I’ve yet to title this painting but it seemed right for this post.

It’s a mid August morning with a hint of fall in the air. The breeze carries that “something” that is indescribable, more of a feeling than a chill or the changing of leaves. Never-the-less it is present. It is the signal and my body knows even as my mind debates. It is too soon for this – but even as I think the thought, I wonder what that means. Too soon based on what? Compared to what? This is my first summer in my new home. Last year I was an occasional visitor. I had glimpses into the cycle of the season so I have little with which to compare.

It has been a surprising summer all the way around. We’ve been traveling almost constantly since early June. The first few weeks of travel was planned, the rest was not. I’m not sure what the summer was like here because I was not present for it. The neighbors tell me it was a wet and cool summer. “Summer never came,” is a phrase I’ve heard more than once. After this summer of travel I will move into autumn with mere glimpses of the season.
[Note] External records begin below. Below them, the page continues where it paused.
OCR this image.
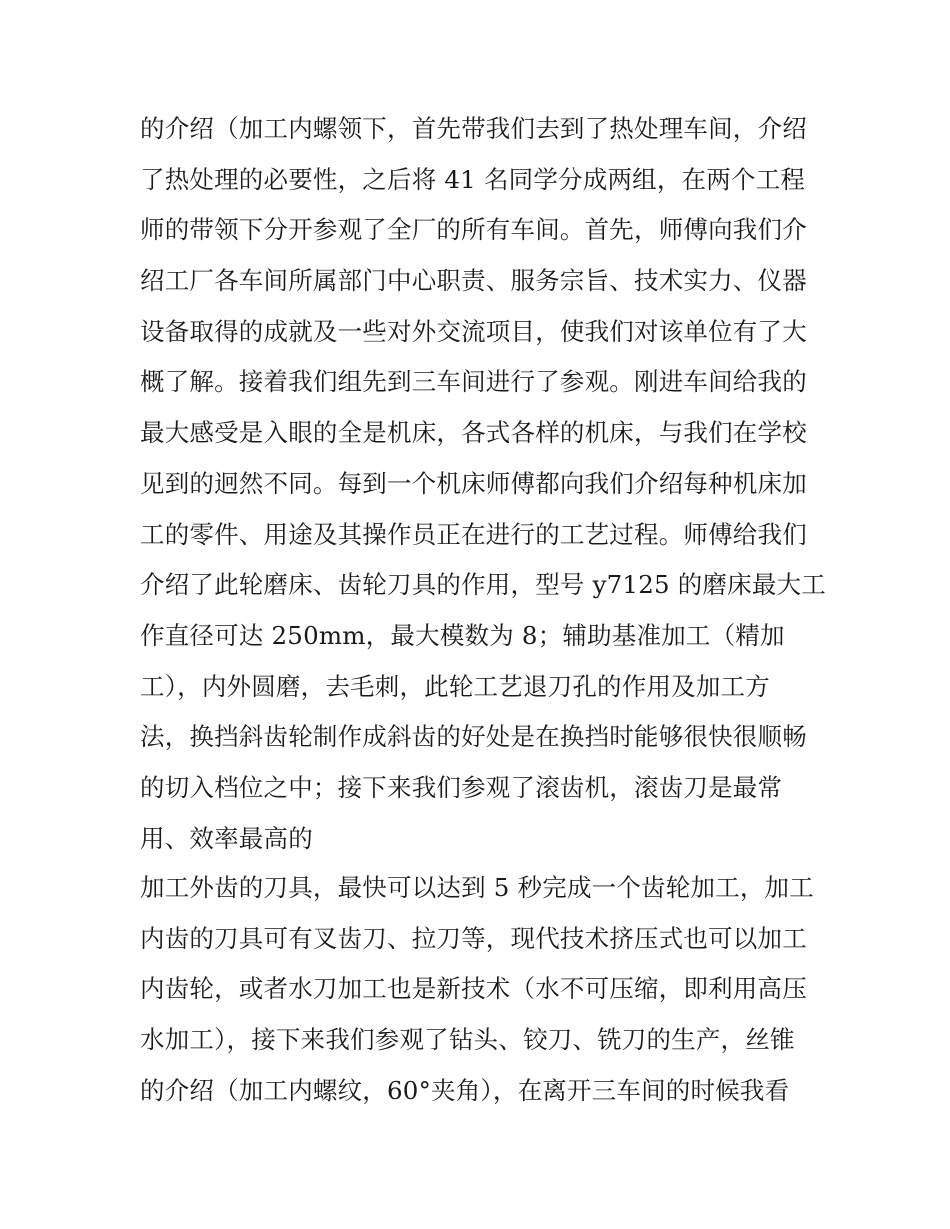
的介绍（加工内螺领下，首先带我们去到了热处理车间，介绍
了热处理的必要性，之后将 41 名同学分成两组，在两个工程
师的带领下分开参观了全厂的所有车间。首先，师傅向我们介
绍工厂各车间所属部门中心职责、服务宗旨、技术实力、仪器
设备取得的成就及一些对外交流项目，使我们对该单位有了大
概了解。接着我们组先到三车间进行了参观。刚进车间给我的
最大感受是入眼的全是机床，各式各样的机床，与我们在学校
见到的迥然不同。每到一个机床师傅都向我们介绍每种机床加
工的零件、用途及其操作员正在进行的工艺过程。师傅给我们
介绍了此轮磨床、齿轮刀具的作用，型号 y7125 的磨床最大工
作直径可达 250mm，最大模数为 8；辅助基准加工（精加
工），内外圆磨，去毛刺，此轮工艺退刀孔的作用及加工方
法，换挡斜齿轮制作成斜齿的好处是在换挡时能够很快很顺畅
的切入档位之中；接下来我们参观了滚齿机，滚齿刀是最常
用、效率最高的
加工外齿的刀具，最快可以达到 5 秒完成一个齿轮加工，加工
内齿的刀具可有叉齿刀、拉刀等，现代技术挤压式也可以加工
内齿轮，或者水刀加工也是新技术（水不可压缩，即利用高压
水加工），接下来我们参观了钻头、铰刀、铣刀的生产，丝锥
的介绍（加工内螺纹，60°夹角），在离开三车间的时候我看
I just had a call with Skip. He inspires me and makes me think things I would not ordinarily think. We’ve not talked for many months and our call was about catching up. Since I am writing about glimpses I was aware during our call that the best we can do is offer small windows into our lives. I said, “These past few years have been extraordinary in the changes and transformation I’ve experienced.” I was fundamentally incapable of articulating how profound my experiences have been. “It’s been like peeling off layers,” I said. A simile is the best I can do. Like or as. Glimpses. Events. Metaphor. No one can ever know the full scope of my walk just as I can never know the fullness of another person’s life.

During our call Skip told a story of walking through the woods with his wife when his cell phone rang. It was his daughter and infant granddaughter calling on Facetime. Skip’s granddaughter was taking her first steps. He and his wife peered into their phone and watched the miracle of first steps as their granddaughter, taking her first steps, looked into her mother’s phone at the excited faces of her grandma and grandpa. Glimpses into spaces.

We peer for a moment into a space. We stand in a space for just a moment. We try to share what we see. We try to share the fullness of our experience but can only approximate. Reaching out and peering in. Standing on the deck feeling that indescribable something that my body knows. My mind debates. This is life. Reaching out and peering in. What else?